Disneynature’s “Penguins” places character, or rather an Adélie penguin who’s quite the character, at the forefront. Directors Alastair Fothergill and Jeff Wilson focus on one charismatic male coming of age in the harsh conditions of Antarctica’s spring/summer season as he sets up a nest, finds a mate, and fulfills his destiny as a father. With irreverence, charm, sparkling cinematography, and a catchy pop soundtrack, this marks the series’ youngest-skewing, most comedic Earth Day documentary yet. That’s not a bad thing, however. Instead of bombarding the audience with factoids and heavy scientific terminology, it lets a poignant narrative unspool — one with an engaging, highly accessible and hugely entertaining underdog hero’s journey.
Any “March of the Penguins” comparisons are subtly dispelled early on. Fothergill and Wilson open on different, but similarly striking emotional beats: on cute-as-a-button Steve’s specific strut, a kind of nervous-but-determined waddle, set to Patti Labelle’s “Stir It Up,” as he’s running late on his 100-mile trip to shore. Within a few short minutes, our pint-sized protagonist is established as charming and klutzy, almost the dorky cousin of the elegant, much-larger emperor penguin. The contrast between the two species is further examined in a cleverly meta manner when Steve’s sojourn to the coast causes him to bump into an emperor penguin colony. He’s roughed up by one of their tempestuous offspring, who practically towers over full-grown Steve and his diminutive 2-foot, 15-pound frame.
Since the film oscillates from silly to serious as the delightful and dire situations unfold, narrator Ed Helms finds a brilliant balance between his penguin protagonist’s wistful, childlike naïveté and the burgeoning bluster and machismo necessary for survival. Steve’s blissful alone time in the icy-cool ocean morphs into a dangerous deep-sea dive when Orcas, a natural predator, pass through the ice channel in which he and his colony are swimming. From bachelor to partner to father, Steve’s protective nature develops over the course of the feature, and “The Office” star’s voicework goes a long way to anthropomorphize this super-expressive, beady-eyed loveable goofball along that journey, building a character out of Steve’s trials and travails, while emphasizing that arc.
One of the big draws of these Disneynature documentaries is the nature photography, the quality of which seems to advance greatly with each installment.
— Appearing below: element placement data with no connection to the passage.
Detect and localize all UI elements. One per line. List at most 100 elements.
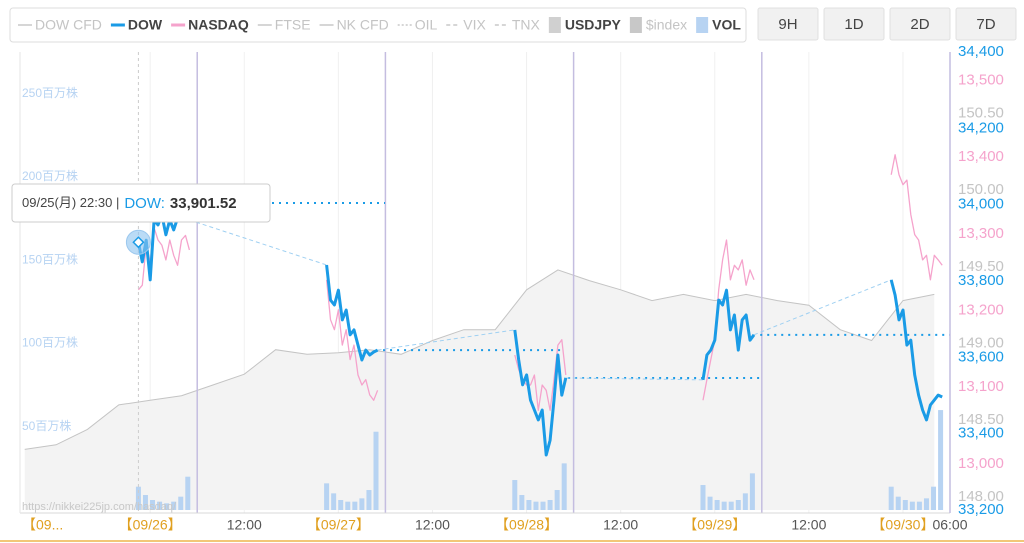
- range-button-label[interactable]: 2D: [910, 16, 929, 33]
- volume-bar: [931, 486, 937, 510]
- x-tick-label: 【09/29】: [683, 517, 746, 533]
- usdjpy-line: [24, 269, 935, 450]
- volume-bar: [178, 496, 184, 510]
- range-button[interactable]: [955, 7, 1017, 41]
- y-tick-label: 34,000: [958, 196, 1004, 213]
- volume-bar: [150, 500, 156, 510]
- y3-tick-label: 148.00: [958, 488, 1004, 505]
- x-tick-label: 06:00: [932, 517, 967, 533]
- legend-label: USDJPY: [565, 17, 622, 33]
- dow-line: [136, 210, 943, 457]
- volume-bar: [547, 500, 553, 510]
- tooltip-text: 09/25(月) 22:30 | DOW: 33,901.52: [22, 195, 237, 212]
- y4-tick-label: 50百万株: [22, 418, 71, 433]
- range-button-label[interactable]: 7D: [976, 16, 995, 33]
- volume-bar: [352, 501, 358, 510]
- y3-tick-label: 149.00: [958, 334, 1004, 351]
- volume-bar: [707, 496, 713, 510]
- volume-bar: [735, 500, 741, 510]
- legend-swatch: [696, 17, 709, 33]
- legend-label: OIL: [415, 17, 438, 33]
- legend-label: NK CFD: [337, 17, 389, 33]
- tooltip: 09/25(月) 22:30 | DOW: 33,901.52: [11, 183, 385, 223]
- volume-bar: [366, 490, 372, 510]
- x-tick-label: 12:00: [415, 517, 450, 533]
- volume-bar: [938, 410, 944, 510]
- range-button-label[interactable]: 9H: [778, 16, 797, 33]
- tooltip-value: 33,901.52: [170, 195, 237, 212]
- y-tick-label: 33,800: [958, 272, 1004, 289]
- tooltip-box: [11, 183, 271, 223]
- y3-tick-label: 150.50: [958, 104, 1004, 121]
- legend-label: DOW CFD: [35, 17, 102, 33]
- legend-swatch: [548, 17, 561, 33]
- watermark: https://nikkei225jp.com/nasdaq/: [22, 501, 177, 513]
- range-button[interactable]: [823, 7, 885, 41]
- x-tick-label: 【09/27】: [307, 517, 370, 533]
- tooltip-time: 09/25(月) 22:30 |: [22, 195, 119, 210]
- range-button[interactable]: [757, 7, 819, 41]
- volume-bar: [185, 476, 191, 510]
- x-tick-label: 【09...: [22, 517, 63, 533]
- legend-label: NASDAQ: [188, 17, 249, 33]
- y2-tick-label: 13,100: [958, 378, 1004, 395]
- x-tick-label: 12:00: [227, 517, 262, 533]
- y4-tick-label: 250百万株: [22, 85, 78, 100]
- volume-bar: [359, 498, 365, 510]
- session-connector: [377, 329, 515, 351]
- y2-tick-label: 13,400: [958, 148, 1004, 165]
- y2-tick-label: 13,300: [958, 225, 1004, 242]
- plot: [19, 52, 951, 513]
- legend-label: $index: [646, 17, 687, 33]
- y4-tick-label: 150百万株: [22, 251, 78, 266]
- volume-bar: [714, 500, 720, 510]
- volume-bar: [742, 493, 748, 510]
- y3-tick-label: 150.00: [958, 181, 1004, 198]
- tooltip-series: DOW:: [124, 195, 165, 212]
- x-tick-label: 【09/28】: [495, 517, 558, 533]
- legend-swatch: [629, 17, 642, 33]
- volume-bar: [324, 483, 330, 510]
- range-buttons: 9H 1D 2D 7D: [757, 7, 1017, 41]
- y3-tick-label: 148.50: [958, 411, 1004, 428]
- range-button-label[interactable]: 1D: [844, 16, 863, 33]
- volume-bar: [895, 496, 901, 510]
- volume-bar: [909, 501, 915, 510]
- y2-tick-label: 13,500: [958, 71, 1004, 88]
- volume-bar: [157, 501, 163, 510]
- x-tick-label: 【09/30】: [871, 517, 934, 533]
- y4-tick-label: 100百万株: [22, 335, 78, 350]
- legend-label: TNX: [512, 17, 541, 33]
- volume-bar: [923, 498, 929, 510]
- session-connector: [565, 377, 704, 381]
- y-tick-label: 34,400: [958, 43, 1004, 60]
- y-tick-label: 34,200: [958, 119, 1004, 136]
- volume-bar: [554, 490, 560, 510]
- volume-bar: [749, 473, 755, 510]
- legend-label: DOW: [128, 17, 163, 33]
- volume-bar: [519, 495, 525, 510]
- y3-tick-label: 149.50: [958, 258, 1004, 275]
- volume-bar: [164, 503, 170, 510]
- y-tick-label: 33,600: [958, 348, 1004, 365]
- range-button[interactable]: [889, 7, 951, 41]
- volume-bar: [345, 501, 351, 510]
- volume-bar: [902, 500, 908, 510]
- volume-bar: [916, 501, 922, 510]
- volume-bar: [888, 486, 894, 510]
- volume-bar: [526, 500, 532, 510]
- legend-label: VIX: [463, 17, 486, 33]
- y-tick-label: 33,400: [958, 425, 1004, 442]
- volume-bar: [540, 501, 546, 510]
- usdjpy-area: [24, 269, 935, 510]
- session-connector: [189, 219, 327, 266]
- volume-bar: [171, 501, 177, 510]
- x-tick-label: 【09/26】: [119, 517, 182, 533]
- nasdaq-line: [137, 154, 943, 411]
- legend-box: [9, 7, 747, 43]
- volume-bar: [373, 431, 379, 510]
- x-tick-label: 12:00: [603, 517, 638, 533]
- volume-bar: [512, 480, 518, 510]
- y4-tick-label: 200百万株: [22, 168, 78, 183]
The 16 principal photographers have amassed some incredibly breathtaking imagery, leaving audiences wondering how they were able to achieve certain shots without human interference. The penguins’ joyfully spirited synchronized swimming is akin to a glamorous, golden-era Esther Williams picture in both mood and visual aesthetic. They dive, zooming in and out of the water in a perfectly timed rhythm — a water ballet of sorts.
During one of the more gripping sequences, we see the katabatic winds cover the nesting females of the colony in a thick blanket of snow, leaving us gobsmacked at to how the team kept track of their precise location. It’s also hilarious when they apply the same epic philosophy to capturing nature’s mundanity, as when they observe a penguin chick barf up his dinner in slow-motion and then carry on with his day, completely unfazed.
Harry Gregson-Williams’ score is predictably solid, but what gives this film a unique identity is the utilization of classic Top 40 music from acts such as Whitesnake, REO Speedwagon, and Average White Band. These tunes provide an anachronistic bent on the expected, infusing the picture with energy, vibrancy and wit. It’s pure, wholesome joy to see Steve and his lady love Adeline fall in love to “Can’t Fight This Feeling,” or to watch Steve and his fellow male penguins trek back and forth to feed their offspring as “Work to Do” plays.
As with many other films in this series, the filmmakers don’t shy away from showcasing Mother Nature’s cruelty along with her cuteness. Though overall it’s a hopeful, lighthearted romp, there’s a bit of darkness looming. Tension-fueled segments feature predators like killer whales and leopard seals rearing their unwanted heads. In addition to the inclement weather, these are the real character-building obstacles the colony faces. Still, it’s never too heavy or terrifying for the young ones in the audience.
While the term “climate change” is never floated, one can’t help but think about its impact on these fragile creatures’ natural instincts and lifestyles. It’s not a stretch to walk out of the theater pondering the ecological strain that pollution and warming seas are putting on their resources.